The Labor Pains Of Adoption


Today I had the privilege of sitting in family court in downtown Providence to watch dear people in our church, Matt and Elisabeth Blair, adopt Emma into their family.  Emma has been in the Blair home since the moment of birth, nearly 21 months ago.  But today, her future was settled as Matt and Elisabeth pledged to take care of Emma’s physical, financial, and educational needs indefinitely.  The judge in response officially gave Emma a new name and a new standing.  She is a Blair in the fullest sense of the word – a Blair she is just as if she had been born into the family.

As we left the courtroom, Elisabeth thanked Karen and I for coming and said, “We are glad you came, even though it was all over so quickly.”  In a sense, she is right.  The banging of the gavel and the legal declaration took place in a moment.  But let us not think that adoption is an instantaneous event.  Adoption in a very real sense is a process.

A pastor friend of mine has adopted several children.  His wife was once told, “You should be thankful that you are an adoptive parent because you have never had to go through labor pains.”  The wife astutely responded, “Adoption has labor pains that are much more extensive and intense than a few hours.”

When God came to adopt us, there was some work involved.  Galatians 4 speaks of the labor involved to be an adoptive parent.

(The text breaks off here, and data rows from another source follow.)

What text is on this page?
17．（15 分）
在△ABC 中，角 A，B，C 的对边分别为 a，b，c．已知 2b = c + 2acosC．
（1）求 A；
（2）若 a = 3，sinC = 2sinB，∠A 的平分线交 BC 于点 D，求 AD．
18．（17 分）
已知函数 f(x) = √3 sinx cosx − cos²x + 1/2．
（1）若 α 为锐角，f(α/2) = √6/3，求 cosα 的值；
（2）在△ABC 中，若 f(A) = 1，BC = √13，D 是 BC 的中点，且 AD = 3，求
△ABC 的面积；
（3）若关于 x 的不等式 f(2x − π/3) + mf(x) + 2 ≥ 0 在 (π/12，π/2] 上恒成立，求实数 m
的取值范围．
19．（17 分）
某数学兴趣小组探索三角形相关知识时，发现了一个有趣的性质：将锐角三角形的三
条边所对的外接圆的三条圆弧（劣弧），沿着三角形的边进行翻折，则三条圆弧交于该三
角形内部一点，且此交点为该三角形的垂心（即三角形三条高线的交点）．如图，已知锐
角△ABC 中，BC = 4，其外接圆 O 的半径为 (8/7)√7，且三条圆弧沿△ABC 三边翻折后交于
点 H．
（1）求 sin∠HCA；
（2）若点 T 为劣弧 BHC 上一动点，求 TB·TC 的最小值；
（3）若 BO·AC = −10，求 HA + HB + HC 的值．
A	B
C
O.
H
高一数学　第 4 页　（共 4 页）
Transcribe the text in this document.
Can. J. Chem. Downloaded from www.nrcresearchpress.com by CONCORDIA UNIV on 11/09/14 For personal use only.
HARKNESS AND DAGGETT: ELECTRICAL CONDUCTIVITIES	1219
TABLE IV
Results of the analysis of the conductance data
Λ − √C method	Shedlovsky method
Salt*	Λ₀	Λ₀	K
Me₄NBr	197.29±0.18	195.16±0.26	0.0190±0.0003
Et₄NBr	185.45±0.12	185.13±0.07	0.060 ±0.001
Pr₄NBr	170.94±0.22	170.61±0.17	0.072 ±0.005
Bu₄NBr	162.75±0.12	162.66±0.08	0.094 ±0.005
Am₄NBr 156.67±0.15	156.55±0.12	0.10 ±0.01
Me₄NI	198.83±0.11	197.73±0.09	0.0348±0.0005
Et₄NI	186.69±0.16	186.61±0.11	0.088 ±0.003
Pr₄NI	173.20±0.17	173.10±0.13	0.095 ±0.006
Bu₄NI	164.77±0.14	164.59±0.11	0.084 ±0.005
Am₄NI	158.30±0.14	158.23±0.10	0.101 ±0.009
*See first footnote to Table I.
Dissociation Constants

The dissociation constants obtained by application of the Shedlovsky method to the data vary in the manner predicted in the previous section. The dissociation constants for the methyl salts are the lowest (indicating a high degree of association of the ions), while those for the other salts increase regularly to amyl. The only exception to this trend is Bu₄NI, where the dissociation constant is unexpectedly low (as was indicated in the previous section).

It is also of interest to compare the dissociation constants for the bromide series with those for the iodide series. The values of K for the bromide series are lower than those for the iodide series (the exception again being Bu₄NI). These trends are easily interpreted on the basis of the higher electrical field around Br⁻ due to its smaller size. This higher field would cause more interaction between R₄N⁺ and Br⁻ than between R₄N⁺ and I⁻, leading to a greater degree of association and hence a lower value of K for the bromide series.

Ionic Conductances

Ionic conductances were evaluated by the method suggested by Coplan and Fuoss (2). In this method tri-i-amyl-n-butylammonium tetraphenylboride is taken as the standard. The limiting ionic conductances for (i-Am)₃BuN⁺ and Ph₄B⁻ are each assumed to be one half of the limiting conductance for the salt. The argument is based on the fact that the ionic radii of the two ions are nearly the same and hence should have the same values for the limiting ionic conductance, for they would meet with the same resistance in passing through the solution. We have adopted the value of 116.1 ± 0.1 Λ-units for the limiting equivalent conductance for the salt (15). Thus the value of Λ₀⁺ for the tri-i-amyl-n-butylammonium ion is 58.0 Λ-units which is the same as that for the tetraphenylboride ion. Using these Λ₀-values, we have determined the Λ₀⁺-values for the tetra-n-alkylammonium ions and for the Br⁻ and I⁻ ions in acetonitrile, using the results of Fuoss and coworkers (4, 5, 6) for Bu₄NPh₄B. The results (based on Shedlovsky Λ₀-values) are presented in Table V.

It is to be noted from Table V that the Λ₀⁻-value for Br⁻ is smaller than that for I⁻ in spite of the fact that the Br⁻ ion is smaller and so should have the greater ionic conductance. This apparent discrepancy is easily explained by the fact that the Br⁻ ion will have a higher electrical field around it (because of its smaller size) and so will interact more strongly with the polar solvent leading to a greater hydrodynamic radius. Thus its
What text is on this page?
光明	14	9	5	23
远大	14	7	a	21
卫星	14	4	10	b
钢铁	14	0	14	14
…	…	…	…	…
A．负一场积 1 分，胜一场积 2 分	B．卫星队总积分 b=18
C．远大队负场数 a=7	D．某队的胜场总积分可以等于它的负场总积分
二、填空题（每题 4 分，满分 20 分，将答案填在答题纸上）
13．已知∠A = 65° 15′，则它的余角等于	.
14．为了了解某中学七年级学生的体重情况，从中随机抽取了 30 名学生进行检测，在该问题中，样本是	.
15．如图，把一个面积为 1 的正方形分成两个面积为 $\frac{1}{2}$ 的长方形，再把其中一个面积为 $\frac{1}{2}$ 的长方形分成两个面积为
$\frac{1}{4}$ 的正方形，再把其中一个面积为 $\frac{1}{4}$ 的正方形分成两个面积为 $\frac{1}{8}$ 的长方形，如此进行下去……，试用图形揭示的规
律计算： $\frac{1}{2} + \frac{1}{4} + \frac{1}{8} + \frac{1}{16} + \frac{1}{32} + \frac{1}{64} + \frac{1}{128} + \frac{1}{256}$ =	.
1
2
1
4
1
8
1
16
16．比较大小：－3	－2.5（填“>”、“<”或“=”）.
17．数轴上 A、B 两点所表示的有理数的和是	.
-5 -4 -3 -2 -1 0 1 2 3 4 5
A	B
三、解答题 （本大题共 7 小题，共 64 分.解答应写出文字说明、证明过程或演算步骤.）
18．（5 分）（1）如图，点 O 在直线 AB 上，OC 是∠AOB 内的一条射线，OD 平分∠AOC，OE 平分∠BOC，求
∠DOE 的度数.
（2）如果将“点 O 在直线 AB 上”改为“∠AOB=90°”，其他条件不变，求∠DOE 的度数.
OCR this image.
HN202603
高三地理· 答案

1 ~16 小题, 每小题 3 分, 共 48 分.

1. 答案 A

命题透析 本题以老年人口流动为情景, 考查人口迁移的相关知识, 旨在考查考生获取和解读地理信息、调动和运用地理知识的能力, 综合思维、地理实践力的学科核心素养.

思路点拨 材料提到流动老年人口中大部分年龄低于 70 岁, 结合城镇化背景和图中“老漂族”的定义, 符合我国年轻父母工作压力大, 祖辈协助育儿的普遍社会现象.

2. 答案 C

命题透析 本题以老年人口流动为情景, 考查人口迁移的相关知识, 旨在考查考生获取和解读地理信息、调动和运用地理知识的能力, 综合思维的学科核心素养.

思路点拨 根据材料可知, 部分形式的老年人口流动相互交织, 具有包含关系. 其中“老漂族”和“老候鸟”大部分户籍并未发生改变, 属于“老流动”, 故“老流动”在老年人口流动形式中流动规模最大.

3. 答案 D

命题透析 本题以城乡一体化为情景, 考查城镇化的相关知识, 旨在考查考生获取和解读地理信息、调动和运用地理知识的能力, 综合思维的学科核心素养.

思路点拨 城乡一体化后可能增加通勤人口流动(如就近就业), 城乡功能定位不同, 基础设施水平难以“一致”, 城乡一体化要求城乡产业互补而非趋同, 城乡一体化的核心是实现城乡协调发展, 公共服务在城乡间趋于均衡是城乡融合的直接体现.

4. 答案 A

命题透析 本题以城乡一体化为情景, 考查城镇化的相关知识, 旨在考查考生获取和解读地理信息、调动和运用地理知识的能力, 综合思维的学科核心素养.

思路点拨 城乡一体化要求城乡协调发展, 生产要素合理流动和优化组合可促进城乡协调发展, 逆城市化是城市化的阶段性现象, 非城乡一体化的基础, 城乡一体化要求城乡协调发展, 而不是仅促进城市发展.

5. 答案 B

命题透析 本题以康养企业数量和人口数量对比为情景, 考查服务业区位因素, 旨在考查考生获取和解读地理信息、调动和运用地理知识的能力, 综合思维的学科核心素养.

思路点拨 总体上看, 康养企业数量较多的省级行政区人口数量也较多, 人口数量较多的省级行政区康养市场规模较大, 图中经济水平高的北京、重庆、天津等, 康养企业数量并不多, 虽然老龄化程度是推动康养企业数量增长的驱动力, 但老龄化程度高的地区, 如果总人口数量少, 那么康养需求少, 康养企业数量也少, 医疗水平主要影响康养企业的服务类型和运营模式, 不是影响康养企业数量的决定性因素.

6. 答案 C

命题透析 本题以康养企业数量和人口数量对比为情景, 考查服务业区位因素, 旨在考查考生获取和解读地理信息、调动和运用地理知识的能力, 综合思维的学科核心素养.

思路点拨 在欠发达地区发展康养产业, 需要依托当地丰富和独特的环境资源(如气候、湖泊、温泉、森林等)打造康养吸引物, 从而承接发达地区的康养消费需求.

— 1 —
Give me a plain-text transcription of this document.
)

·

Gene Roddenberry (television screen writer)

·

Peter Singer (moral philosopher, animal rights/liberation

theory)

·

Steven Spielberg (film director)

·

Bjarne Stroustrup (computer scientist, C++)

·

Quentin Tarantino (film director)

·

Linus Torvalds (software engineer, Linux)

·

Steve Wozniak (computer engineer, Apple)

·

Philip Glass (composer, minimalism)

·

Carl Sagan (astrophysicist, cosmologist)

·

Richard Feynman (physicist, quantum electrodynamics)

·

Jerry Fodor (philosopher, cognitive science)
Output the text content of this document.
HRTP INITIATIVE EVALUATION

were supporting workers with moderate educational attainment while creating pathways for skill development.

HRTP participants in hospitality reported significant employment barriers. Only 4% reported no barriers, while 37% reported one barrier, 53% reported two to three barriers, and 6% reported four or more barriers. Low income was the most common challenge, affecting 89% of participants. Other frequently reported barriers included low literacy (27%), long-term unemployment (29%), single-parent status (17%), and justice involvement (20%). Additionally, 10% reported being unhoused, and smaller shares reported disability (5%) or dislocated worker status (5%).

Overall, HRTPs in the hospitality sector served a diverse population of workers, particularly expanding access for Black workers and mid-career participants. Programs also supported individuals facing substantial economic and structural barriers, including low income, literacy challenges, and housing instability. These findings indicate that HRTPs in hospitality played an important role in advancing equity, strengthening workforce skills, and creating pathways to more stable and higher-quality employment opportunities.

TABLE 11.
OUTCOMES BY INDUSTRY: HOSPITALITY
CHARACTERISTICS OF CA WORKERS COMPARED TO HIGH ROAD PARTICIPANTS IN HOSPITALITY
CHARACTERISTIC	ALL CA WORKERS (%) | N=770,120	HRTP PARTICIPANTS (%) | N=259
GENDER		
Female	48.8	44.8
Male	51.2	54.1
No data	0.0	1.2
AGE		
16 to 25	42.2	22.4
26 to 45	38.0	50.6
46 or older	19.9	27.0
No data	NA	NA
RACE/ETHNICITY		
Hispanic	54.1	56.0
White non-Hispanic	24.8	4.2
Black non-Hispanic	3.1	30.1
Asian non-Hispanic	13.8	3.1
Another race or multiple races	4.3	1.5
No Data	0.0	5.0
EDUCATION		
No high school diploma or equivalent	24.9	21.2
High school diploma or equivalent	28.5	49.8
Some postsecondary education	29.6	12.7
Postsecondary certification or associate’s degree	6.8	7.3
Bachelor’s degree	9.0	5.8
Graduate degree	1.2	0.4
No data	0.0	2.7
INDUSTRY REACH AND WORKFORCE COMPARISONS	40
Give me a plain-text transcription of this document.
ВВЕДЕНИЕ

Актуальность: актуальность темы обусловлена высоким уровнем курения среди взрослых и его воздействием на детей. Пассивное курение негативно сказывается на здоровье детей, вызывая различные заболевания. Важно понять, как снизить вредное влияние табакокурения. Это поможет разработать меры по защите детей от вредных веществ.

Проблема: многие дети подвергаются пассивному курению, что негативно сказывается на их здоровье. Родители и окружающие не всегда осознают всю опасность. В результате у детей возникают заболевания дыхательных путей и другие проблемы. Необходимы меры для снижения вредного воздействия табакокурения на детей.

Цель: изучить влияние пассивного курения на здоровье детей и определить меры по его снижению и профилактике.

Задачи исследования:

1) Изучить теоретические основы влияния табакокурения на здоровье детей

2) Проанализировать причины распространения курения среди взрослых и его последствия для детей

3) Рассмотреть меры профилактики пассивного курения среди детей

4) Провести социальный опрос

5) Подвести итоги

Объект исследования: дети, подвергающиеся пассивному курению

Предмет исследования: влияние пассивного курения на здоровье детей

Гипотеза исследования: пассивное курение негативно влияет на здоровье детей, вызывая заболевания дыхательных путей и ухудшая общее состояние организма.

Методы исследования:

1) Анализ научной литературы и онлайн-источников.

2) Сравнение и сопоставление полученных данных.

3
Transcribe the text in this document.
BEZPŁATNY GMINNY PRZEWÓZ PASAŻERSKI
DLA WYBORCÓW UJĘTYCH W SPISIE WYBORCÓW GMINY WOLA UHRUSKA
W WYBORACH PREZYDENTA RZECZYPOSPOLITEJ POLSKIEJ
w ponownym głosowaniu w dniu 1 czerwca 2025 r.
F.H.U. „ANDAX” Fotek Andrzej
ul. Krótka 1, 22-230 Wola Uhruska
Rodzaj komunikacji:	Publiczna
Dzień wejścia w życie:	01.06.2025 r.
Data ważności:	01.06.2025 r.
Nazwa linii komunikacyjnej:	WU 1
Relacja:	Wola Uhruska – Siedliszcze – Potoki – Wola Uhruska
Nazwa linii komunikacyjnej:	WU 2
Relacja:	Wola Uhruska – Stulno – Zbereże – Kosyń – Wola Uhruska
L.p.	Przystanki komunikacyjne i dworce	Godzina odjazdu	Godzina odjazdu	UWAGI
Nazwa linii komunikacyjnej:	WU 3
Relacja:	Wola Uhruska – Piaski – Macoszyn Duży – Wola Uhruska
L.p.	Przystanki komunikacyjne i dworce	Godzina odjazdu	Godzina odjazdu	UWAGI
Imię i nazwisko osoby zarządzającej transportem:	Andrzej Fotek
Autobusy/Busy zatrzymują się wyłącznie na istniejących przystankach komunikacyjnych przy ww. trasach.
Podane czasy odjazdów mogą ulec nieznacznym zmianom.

First, there is the labor of time.  God adopted us in “the fullness of time.”  The timetable had to be correct.  The world had to be right politically, religiously, and culturally for Jesus to come to adopt us.  I’ve watched many parents labor with the time element of adoption.  Adoption agencies can be incredibly slow.  It seems that just about the time a court date is ready to be scheduled something else comes up.  In biological deliveries, no woman will ever be two months overdue.  But such “overdue” periods commonly occur in adoption.  There is a labor time.

Second, there is a labor of law.  Galatians tells us that there were certain legal obligations that had to be fulfilled in order for our adoption to occur.  I have friends who have adopted from China and other friends who have adopted from Russia.  In both cases of international adoption, laws had to be satisfied in America as well as on foreign soil.  Our adoption was not international; it was inter-galactic.  Just as my friends had to immerse them selves in Chinese or Russian law, so Christ immersed Himself in the culture of earth to redeem us.  Praise God, all law has been satisfied!

And then finally, there is the labor of cost.  The word “redeem” means “to buy back.”  Adoptions are expensive.  Biological births can cost thousands of dollars.  Adoptions can cost tens of thousands of dollars.  When we were adopted, God gave His only begotten Son to pay the price.  Talk about an extravagant price tag!

I’ve watched as the Blairs have exhausted themselves with time, legalities, and finance to guarantee the thrill of having Emma as their own daughter.  I marvel at the love that they have for this little girl that has made them invest this labor.  I see in them a biopsy of the love that God has for me.  During this Christmas season, I am reminded that God took the time, satisfied the law, and paid the price for my adoption.  Hallelujah, what a Savior!